El número 18.677 tardó más de una década en existir y apenas unas semanas en convertirse en munición electoral. Lo produjo la Jurisdicción Especial para la Paz, el tribunal creado por el acuerdo firmado en 2016 para juzgar los crímenes del conflicto armado colombiano, después de un largo trabajo que contrastó múltiples fuentes e información de base sobre el reclutamiento de menores, en un primer avance que aborda solo a la antigua guerrilla de las FARC. Hoy circula en memes, montajes y cadenas de WhatsApp dirigidos contra Iván Cepeda, candidato presidencial y una de las personas que hicieron posible que ese tribunal exista. La operación funciona por inversión, usa la verdad producida por las instituciones dedicadas a cumplir el acuerdo de paz para destruir a quienes construyeron no solo la negociación sino toda una arquitectura destinada a restablecer derechos desde la verdad, la justicia, la reparación y las garantías de no repetición. Entre la primera y la segunda vuelta de la elección presidencial, ese desvío de un dato judicial hacia la propaganda dice más sobre el estado del país que cualquier encuesta.
La fábrica del dato
Para entender lo que se manipula hay que entender primero cómo se fabrica un dato judicial. La JEP es un tribunal de justicia transicional, es decir, un sistema judicial especial diseñado para procesar crímenes masivos cometidos durante un conflicto, con la obligación de establecer la verdad antes de imponer sanciones. Su método es riguroso por diseño. Cada cifra que publica resulta de contrastar fuentes estatales, informes de organizaciones de víctimas y registros académicos, depurando duplicados hasta llegar a víctimas únicas, personas con nombre o con expediente, no estimaciones.
El Caso 07 es el expediente que investiga el reclutamiento y la utilización de niños y niñas en la guerra. Fue abierto en marzo de 2019, es el único caso de la JEP dedicado específicamente a las violencias contra menores de edad y abarca a todos los actores armados del conflicto. En agosto de 2021, mediante una providencia judicial conocida como Auto 159, la Sala de Reconocimiento presentó el resultado de su ejercicio de contrastación sobre el subcaso dedicado a la antigua guerrilla, priorizado para poder avanzar en el reconocimiento de responsabilidades. El dato que salió de ese cruce no era una denuncia ni una consigna.

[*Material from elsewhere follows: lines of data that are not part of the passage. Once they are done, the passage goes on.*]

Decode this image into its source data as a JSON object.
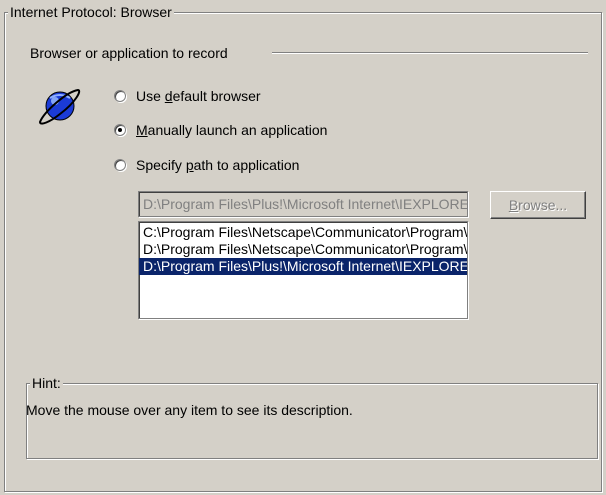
{
  "group": {
    "title": "Internet Protocol: Browser"
  },
  "section": {
    "label": "Browser or application to record"
  },
  "options": [
    {
      "pre": "Use ",
      "accel": "d",
      "post": "efault browser",
      "checked": false
    },
    {
      "pre": "",
      "accel": "M",
      "post": "anually launch an application",
      "checked": true
    },
    {
      "pre": "Specify ",
      "accel": "p",
      "post": "ath to application",
      "checked": false
    }
  ],
  "path_input": {
    "value": "D:\\Program Files\\Plus!\\Microsoft Internet\\IEXPLORE.EXE"
  },
  "browse_button": {
    "accel": "B",
    "rest": "rowse..."
  },
  "list": {
    "items": [
      "C:\\Program Files\\Netscape\\Communicator\\Program\\netscape.exe",
      "D:\\Program Files\\Netscape\\Communicator\\Program\\netscape.exe",
      "D:\\Program Files\\Plus!\\Microsoft Internet\\IEXPLORE.EXE"
    ],
    "selected_index": 2
  },
  "hint": {
    "title": "Hint:",
    "text": "Move the mouse over any item to see its description."
  },
  "colors": {
    "background": "#d4d0c8",
    "selection": "#0a246a",
    "globe": "#1b3bd6"
  },
  "icon": "internet-explorer-globe-icon"
}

Era un universo provisional de hechos, construido para orientar una investigación penal.
La JEP estableció en el Auto 159 de 2021 un universo provisional de 18.677 víctimas únicas de reclutamiento por las extintas FARC-EP entre 1971 y 2016, tras cruzar 31 bases de datos y 36 informes aportados por organizaciones de víctimas, instituciones del Estado y universidades.
El caso está lejos de cerrarse. Las cifras de lo que otros actores armados, incluidos el Estado y los grupos paramilitares, perpetraron contra esta población aflorarán en su momento, conforme avancen los subcasos restantes. El dato tampoco se quedó quieto en una providencia, siguió produciendo efectos judiciales concretos. En noviembre de 2024, la JEP imputó a seis exintegrantes del último Secretariado de las FARC como máximos responsables de estos crímenes.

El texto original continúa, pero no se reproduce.